Studio album by Chris Rea
- Released: 25 February 1991
- Recorded: December 1989 – December 1990
- Studio: Miraval
- Genre: Blues rock; soft rock;
- Length: 54:33 (59:15)
- Label: WEA; East West; Atco;
- Producer: Jon Kelly

Chris Rea chronology
| The Road to Hell (1989) | Auberge (1991) | God's Great Banana Skin (1992) |

= Auberge (album) =

Auberge (a French word meaning "inn") is the eleventh studio album by British singer-songwriter Chris Rea, released in February 1991. The album, as well as the title song, is notable for its association with the Caterham Super Seven that Rea owned, which he called the "Blue Seven". The car appears on the album cover, illustrated in oil by motoring artist Alan Fearnley. The album makes several references to the car over several tracks, as well on the video of the title song, and its cover illustration was used for its adverts. In 2005, Rea sold the car in an auction.

Professional ratings
Review scores
| Source | Rating |
| AllMusic | Star |
| Q | 3/5 |
| Record Mirror | 7/10 |

== Singles ==
The title track gave Rea one of his biggest hits in the UK Singles Chart, where it reached number 16. Other tracks released as singles were "Heaven", "Looking for the Summer" and "Winter Song".
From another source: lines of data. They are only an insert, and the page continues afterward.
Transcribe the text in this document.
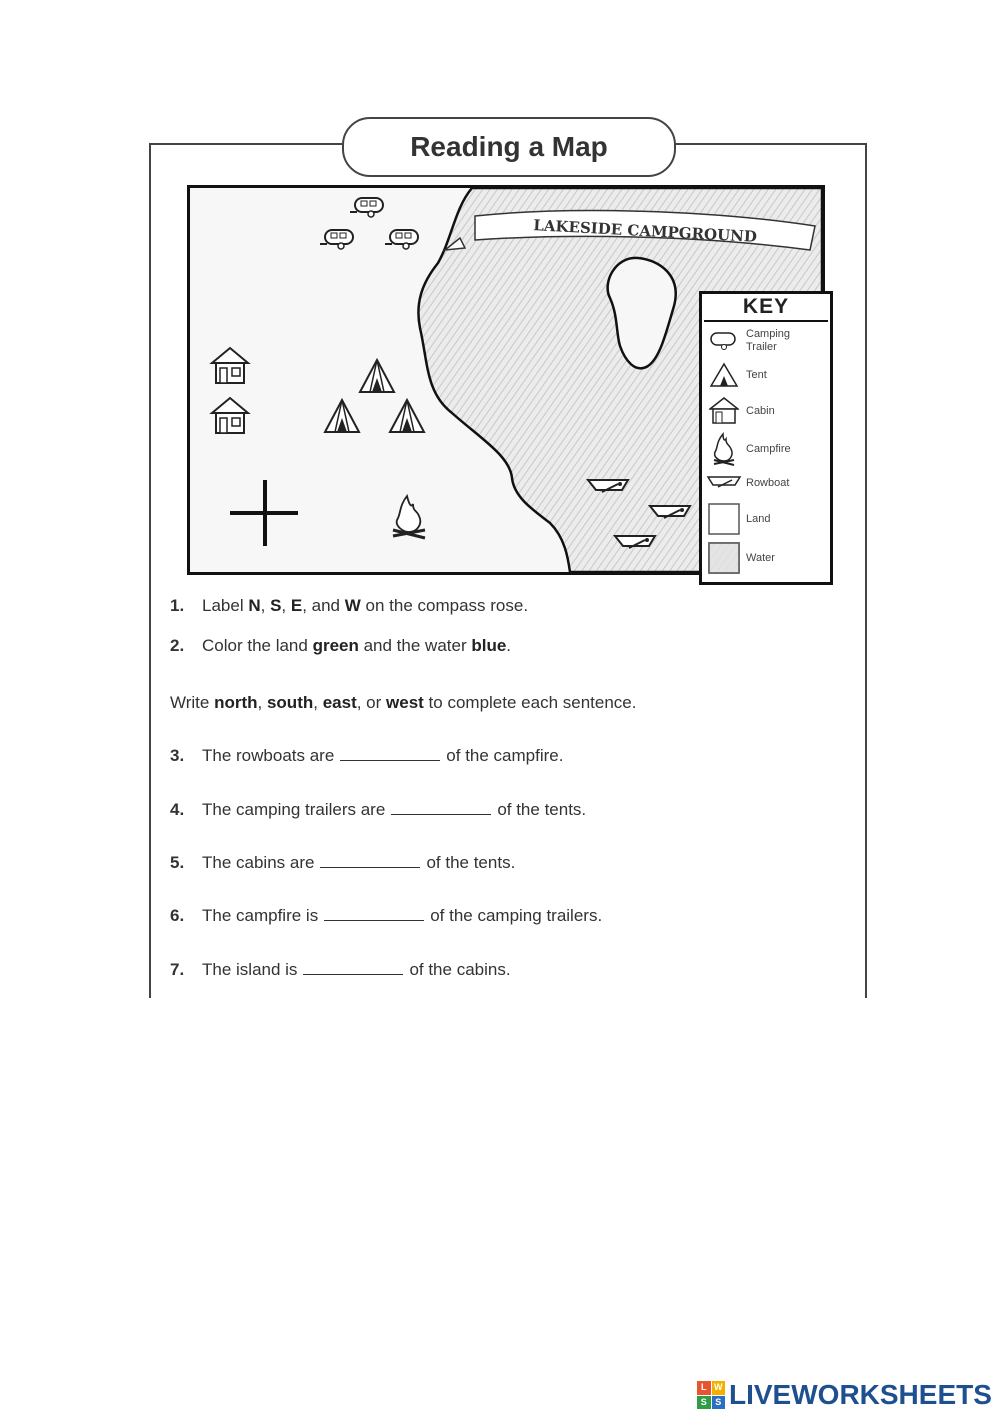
Reading a Map
LAKESIDE CAMPGROUND
KEY
Camping Trailer
Tent
Cabin
Campfire
Rowboat
Land
Water
1. Label N, S, E, and W on the compass rose.
2. Color the land green and the water blue.
Write north, south, east, or west to complete each sentence.
3. The rowboats are	of the campfire.
4. The camping trailers are	of the tents.
5. The cabins are	of the tents.
6. The campfire is	of the camping trailers.
7. The island is	of the cabins.
L W
S S LIVEWORKSHEETS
== Commercial performance ==
Auberge reached number one in the UK Albums Chart and number one in the German Albums Chart in 1991. Q Magazine described the album as 'more of the same, with a few subtle differences to keep both doubters and aficionados guessing'.

== Track listing ==
All tracks written by Chris Rea.
1. "Auberge" – 7:18
2. "Gone Fishing" – 4:41
3. "You're Not a Number" – 5:00
4. "Heaven" – 4:13
5. "Set Me Free" – 6:53
6. "Winter Song" – 4:35
7. "Red Shoes" – 3:54
8. "Sing a Song of Love to Me" – 3:34
9. "Every Second Counts" – 5:08
10. "Looking for the Summer" – 5:03
11. "And You My Love" – 5:28
12. "The Mention of Your Name" – 3:17

- "Winter Song" did not appear on the initial album release; released as a stand-alone single in November 1991, it was included on some subsequent CD issues.

== Personnel ==

- Chris Rea – lead vocals, Hammond organ, harmonica, slide guitar, classical guitar, lead guitar (1–9)
- Max Middleton – grand piano (1–3, 5, 7–9), keyboards (6), Rhodes (10–12), string arrangements
- Anthony Drennan – nylon guitar (2, 5, 9, 10), dobro (2, 4), acoustic guitar (4, 8, 10), jazz guitar (7), guitars (11)
- Robert Ahwai – bass (1–11)
- Martin Ditcham – drums (1–11), percussion (1–11)
- The Kick Horns – horn arrangements
- Simon Clarke – alto saxophone, baritone saxophone
- Tim Sanders – tenor saxophone
- Kenny Hamilton – bass trombone
- J. Neil Sidwell – trombone
- Rick Taylor – trombone
- Roddy Lorimer – trumpet, flugelhorn
- Paul Spong – trumpet, flugelhorn
- Nick Hitchens – tuba
- Gavyn Wright – orchestra leader
- Carol Kenyon – backing vocals
- Linda Taylor – backing vocals

=== Production ===
- Jon Kelly – producer
- John Mackswith – engineer
- Justin Shirley-Smith – engineer
- Russell Shaw – engineer
- Willie Grimston – production coordination
- Alan Fearnley – paintings

== Charts ==

| Chart (1991) | Peak position |
|---|---|
| Australian Albums Chart | 53 |
| Austrian Albums Chart | 5 |
| Canada Top Albums/CDs (RPM) | 25 |
| French Albums Chart | 19 |
| Dutch Albums Chart | 9 |
| German Albums Chart | 1 |
| Hungarian Albums (MAHASZ) | 12 |
| Norwegian Albums Chart | 3 |
| Swedish Albums Chart | 5 |
| Swiss Albums Chart | 2 |
| UK Albums Chart | 1 |
| US Billboard 200 | 176 |

== Certifications ==

| Region | Certification | Certified units/sales |
| Austria (IFPI Austria) | Gold | 25,000^{*} |
| Finland (Musiikkituottajat) | Gold | 36,000 |
| France (SNEP) | 2× Gold | 200,000^{*} |
| Germany (BVMI) | Platinum | 500,000^{^} |
| Netherlands (NVPI) | Gold | 50,000^{^} |
| Switzerland (IFPI Switzerland) | Platinum | 50,000^{^} |
| United Kingdom (BPI) | 2× Platinum | 600,000^{^} |
^{*} Sales figures based on certification alone. ^{^} Shipments figures based on certification alone.